En six épisodes, l’actrice devenue créatrice ausculte les avancées et reculs d’une trentenaire inadaptée au bonheur – à moins que les autres ne le soient ? Une bonne idée, mais une série très inégale.
Actrice chez Nicolas Bedos, Alain Guiraudie ou encore Quentin Dupieux, Doria Tillier se lance cette fois pour elle-même avec sa première création, Iris. Une série qu’elle coréalise, coécrit, et dont elle joue le rôle principal, une institutrice trentenaire en passe de publier un livre pour enfants ambitieux, qui se promène dans la vie avec un problème de vérité. Elle dit aux autres ce qu’elle pense, sans pincettes, sans voir le problème, se sentant toujours un peu à côté. Est-ce elle qui reste inadaptée au bonheur, ou les autres qui ne le cherchent pas assez bien ? Un beau sujet.

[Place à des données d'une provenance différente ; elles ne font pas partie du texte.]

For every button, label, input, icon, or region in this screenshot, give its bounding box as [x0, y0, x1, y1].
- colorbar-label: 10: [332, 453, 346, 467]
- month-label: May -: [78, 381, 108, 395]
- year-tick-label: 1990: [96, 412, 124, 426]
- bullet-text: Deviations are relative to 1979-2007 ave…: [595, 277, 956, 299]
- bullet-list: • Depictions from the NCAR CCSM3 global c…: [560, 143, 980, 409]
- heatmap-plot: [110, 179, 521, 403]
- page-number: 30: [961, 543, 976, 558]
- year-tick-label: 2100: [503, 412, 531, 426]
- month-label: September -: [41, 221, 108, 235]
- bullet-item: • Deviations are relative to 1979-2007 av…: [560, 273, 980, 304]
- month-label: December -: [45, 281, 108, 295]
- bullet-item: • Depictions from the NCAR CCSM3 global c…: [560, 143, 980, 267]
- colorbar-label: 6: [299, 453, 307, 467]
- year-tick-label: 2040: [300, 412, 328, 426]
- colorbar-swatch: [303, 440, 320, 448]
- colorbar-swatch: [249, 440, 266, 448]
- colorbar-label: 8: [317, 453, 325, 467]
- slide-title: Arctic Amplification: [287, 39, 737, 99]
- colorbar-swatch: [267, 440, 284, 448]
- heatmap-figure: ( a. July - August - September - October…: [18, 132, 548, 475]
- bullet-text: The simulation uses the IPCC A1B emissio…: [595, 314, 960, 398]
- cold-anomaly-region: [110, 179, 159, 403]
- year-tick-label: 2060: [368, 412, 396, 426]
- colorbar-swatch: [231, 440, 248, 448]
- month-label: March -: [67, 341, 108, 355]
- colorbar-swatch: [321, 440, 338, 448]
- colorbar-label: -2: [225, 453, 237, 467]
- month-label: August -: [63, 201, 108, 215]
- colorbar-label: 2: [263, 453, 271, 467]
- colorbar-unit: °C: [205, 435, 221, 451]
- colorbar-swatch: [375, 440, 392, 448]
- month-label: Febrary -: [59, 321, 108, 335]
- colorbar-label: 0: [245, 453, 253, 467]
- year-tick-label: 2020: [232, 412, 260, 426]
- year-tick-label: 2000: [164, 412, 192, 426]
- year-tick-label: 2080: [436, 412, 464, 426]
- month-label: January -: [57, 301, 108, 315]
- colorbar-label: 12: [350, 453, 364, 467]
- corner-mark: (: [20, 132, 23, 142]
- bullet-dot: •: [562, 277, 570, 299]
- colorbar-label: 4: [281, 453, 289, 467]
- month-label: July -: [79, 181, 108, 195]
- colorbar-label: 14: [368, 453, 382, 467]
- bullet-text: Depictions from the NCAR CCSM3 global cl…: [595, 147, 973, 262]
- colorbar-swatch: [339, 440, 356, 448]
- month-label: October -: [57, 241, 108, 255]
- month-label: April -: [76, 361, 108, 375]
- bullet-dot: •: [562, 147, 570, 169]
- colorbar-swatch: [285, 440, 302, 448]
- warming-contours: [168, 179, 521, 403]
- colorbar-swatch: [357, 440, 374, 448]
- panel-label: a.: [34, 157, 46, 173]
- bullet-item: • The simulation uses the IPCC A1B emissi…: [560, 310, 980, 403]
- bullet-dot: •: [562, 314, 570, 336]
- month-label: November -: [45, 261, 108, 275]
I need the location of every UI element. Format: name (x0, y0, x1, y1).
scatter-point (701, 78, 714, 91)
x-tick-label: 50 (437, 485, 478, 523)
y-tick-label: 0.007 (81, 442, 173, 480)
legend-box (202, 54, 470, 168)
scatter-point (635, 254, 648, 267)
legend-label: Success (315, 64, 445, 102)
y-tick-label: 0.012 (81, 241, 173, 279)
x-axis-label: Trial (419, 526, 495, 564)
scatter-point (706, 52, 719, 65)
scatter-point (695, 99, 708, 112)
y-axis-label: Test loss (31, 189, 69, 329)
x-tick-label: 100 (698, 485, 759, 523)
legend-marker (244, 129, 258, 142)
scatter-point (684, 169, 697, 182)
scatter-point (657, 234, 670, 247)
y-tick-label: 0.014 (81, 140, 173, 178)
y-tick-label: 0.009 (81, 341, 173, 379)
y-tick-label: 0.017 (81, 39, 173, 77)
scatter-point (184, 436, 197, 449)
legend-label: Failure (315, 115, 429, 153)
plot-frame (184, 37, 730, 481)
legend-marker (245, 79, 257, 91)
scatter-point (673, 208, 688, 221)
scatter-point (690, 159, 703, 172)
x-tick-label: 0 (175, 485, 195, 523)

Doria Tillier place la barre assez haut dans ce récit à la fois personnel et burlesque, où l’on reconnaît les influences conjuguées et peut-être contradictoires de Larry David – le grand escogriffe misanthrope de Curb Your Enthusiasm – et de Phoebe Waller Bridge, la créatrice de la plus belle autofiction contrariée des dix dernières années, Fleabag évidemment. Un acteur/créateur et une actrice créatrice qui placent le corps au centre de leur œuvre, ce que Tillier ne fait que par intermittence.
Trop sage
Dans l’épisode 3 (le plus abouti avec le quatrième), Iris se retrouve dans une soirée mondaine de l’édition qui vire à la cata. À cause d’un chien, elle finit en combi gênante, après avoir enchaîné les bêtises en mode The Party de Blake Edwards, toutes proportion gardée. Car les proportions un peu folles qui font les séries et les films au-dessus du lot manquent justement ici. On aurait aimé que les situations explosent, mais la créatrice permet toujours aux scènes de retomber sur leurs pieds, à l’humour de se poser là sans trop déranger, à la dureté – Iris se blesse plusieurs fois – de ne pas s’installer. Ce qui donne à l’ensemble un côté bizarrement sage, bien élevé, presque dans le rang. Un comble pour un tel pitch.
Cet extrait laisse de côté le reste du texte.